The TAA and targeted trade adjustment programs generally are worth the attention of policy-makers, academics, and the public. Creating a specific policy on trade-affected workers sends a clear, formal, and credible commitment to trade losers that they have not been forgotten by the political elite. As import competition is expected to grow over the long run, especially in the services sector, there is also value in looking more closely at those who might lose from trade liberalization. Because trade liberalization is a bit more “predictable” than other forms of economic change, such as the 2008 financial crisis, and because further economic opening and tariff concessions are subject to government planning, there are opportunities for policy-makers explicitly related to trade liberalization. Some scholars, for example, have suggested including trade adjustment provisions in preferential trade arrangements that a country negotiates as an ex ante credible commitment. The main argument supporting this is that domestic adjustment policies can be seen as a means of insurance for trading partners against “involuntary defection” on the tariff concessions offered by the other party through a preferential trade arrangement and could, as such, be portrayed as “safeguards” in sections regulating the conditions or the usage of trade remedies.

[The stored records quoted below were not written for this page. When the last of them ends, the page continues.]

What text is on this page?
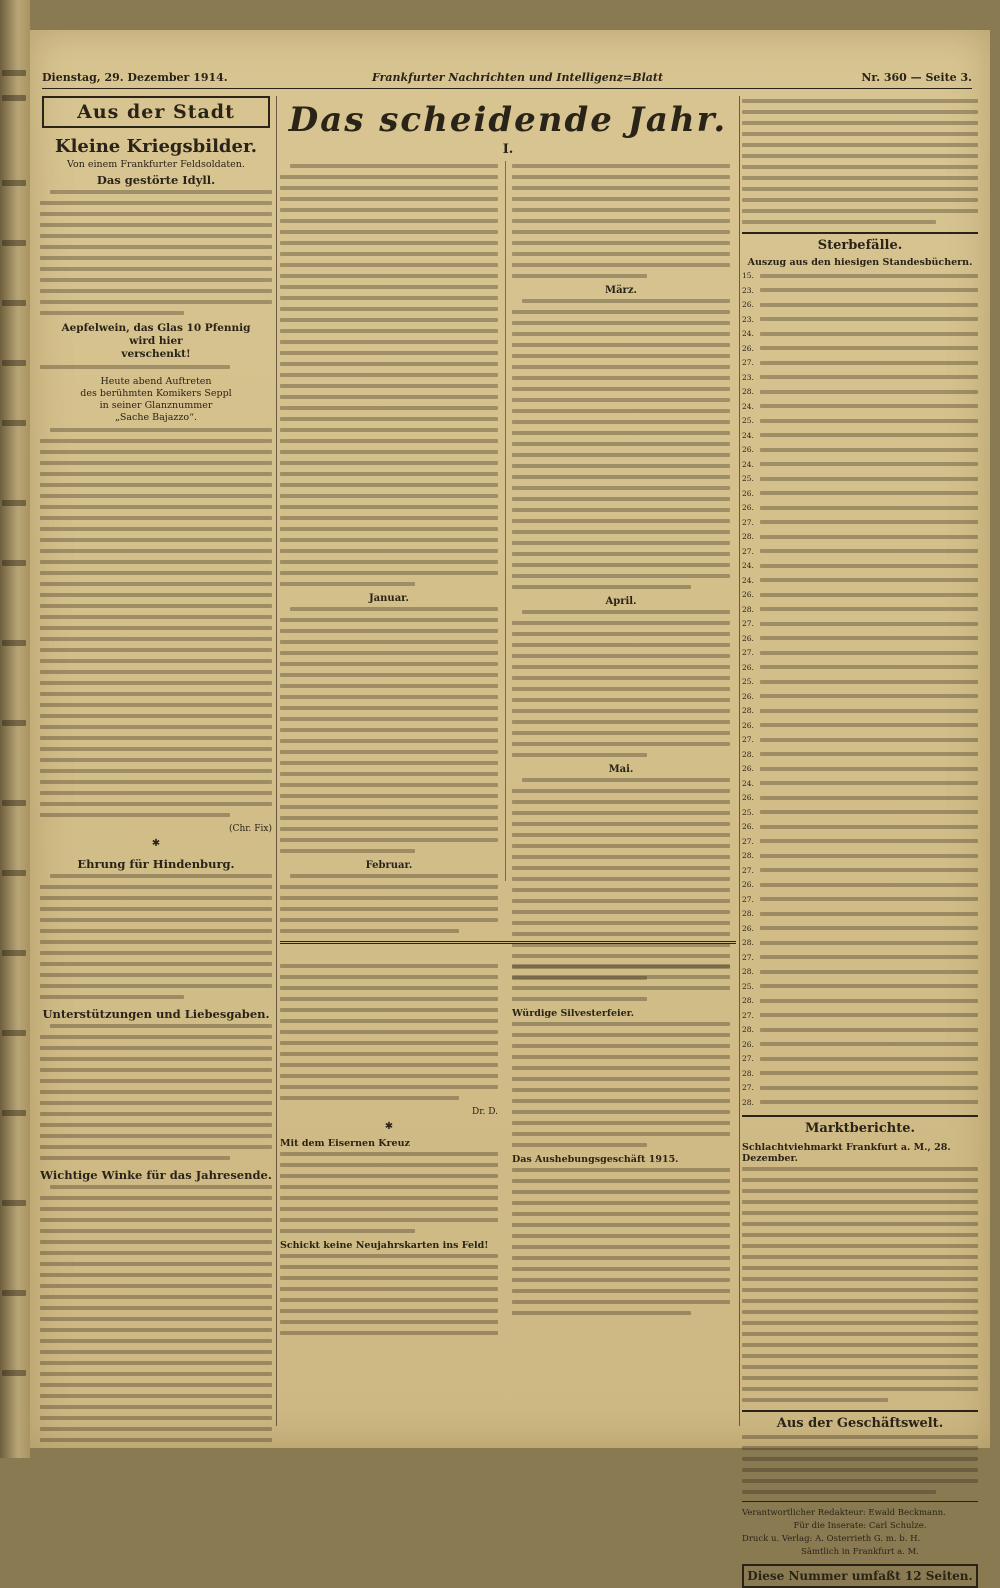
Dienstag, 29. Dezember 1914.	Frankfurter Nachrichten und Intelligenz=Blatt	Nr. 360 — Seite 3.
Aus der Stadt
Kleine Kriegsbilder.
Von einem Frankfurter Feldsoldaten.
Das gestörte Idyll.
Aepfelwein, das Glas 10 Pfennig
wird hier
verschenkt!
Heute abend Auftreten
des berühmten Komikers Seppl
in seiner Glanznummer
„Sache Bajazzo“.
(Chr. Fix)
✱
Ehrung für Hindenburg.
Unterstützungen und Liebesgaben.
Wichtige Winke für das Jahresende.
Das scheidende Jahr.
I.
Januar.
Februar.
März.
April.
Mai.
Dr. D.
✱
Mit dem Eisernen Kreuz
Schickt keine Neujahrskarten ins Feld!
Würdige Silvesterfeier.
Das Aushebungsgeschäft 1915.
Sterbefälle.
Auszug aus den hiesigen Standesbüchern.
15.
23.
26.
23.
24.
26.
27.
23.
28.
24.
25.
24.
26.
24.
25.
26.
26.
27.
28.
27.
24.
24.
26.
28.
27.
26.
27.
26.
25.
26.
28.
26.
27.
28.
26.
24.
26.
25.
26.
27.
28.
27.
26.
27.
28.
26.
28.
27.
28.
25.
28.
27.
28.
26.
27.
28.
27.
28.
Marktberichte.
Schlachtviehmarkt Frankfurt a. M., 28. Dezember.
Aus der Geschäftswelt.
Verantwortlicher Redakteur: Ewald Beckmann.
Für die Inserate: Carl Schulze.
Druck u. Verlag: A. Osterrieth G. m. b. H.
Sämtlich in Frankfurt a. M.
Diese Nummer umfaßt 12 Seiten.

The TAA and targeted trade adjustment programs generally are worth the attention of policy-makers, academics, and the public.
Even if such suggestions might be a bit too ambitious, as they mainly aim at a domestic audience for which other forms of credible commitments on the unilateral level are more feasible, they hint at the right direction, as more attention must be paid to the domestic impact on potential losers that comes with the enactment of new trade agreements with other economies. One way might be including possible labour market scenarios into ex ante specific impact assessments before entering negotiations or new trade agreements. This would allow the identification of possible labour market frictions and impacts on trade losers before they become a reality. This might even provide sufficient time to set up preemptive measures instead of relying on more costly ex post policies that only enter into force in a delayed manner—that is, when the damage is already done. As shown by the example of China’s World Trade Organization accession, which caused concentrated harms to some import-competing industries that in turn led to increased political polarization, thinking of those who might lose from trade liberalization more proactively and ahead of time could truly have been a game changer.
Andreas Oeschger is a junior policy analyst in sustainable trade at IISD. This article is partly based on his thesis, Revisiting Trade Adjustment Programmes: The Effectiveness of General and Targeted Approaches (Geneva Graduate Institute, 2022).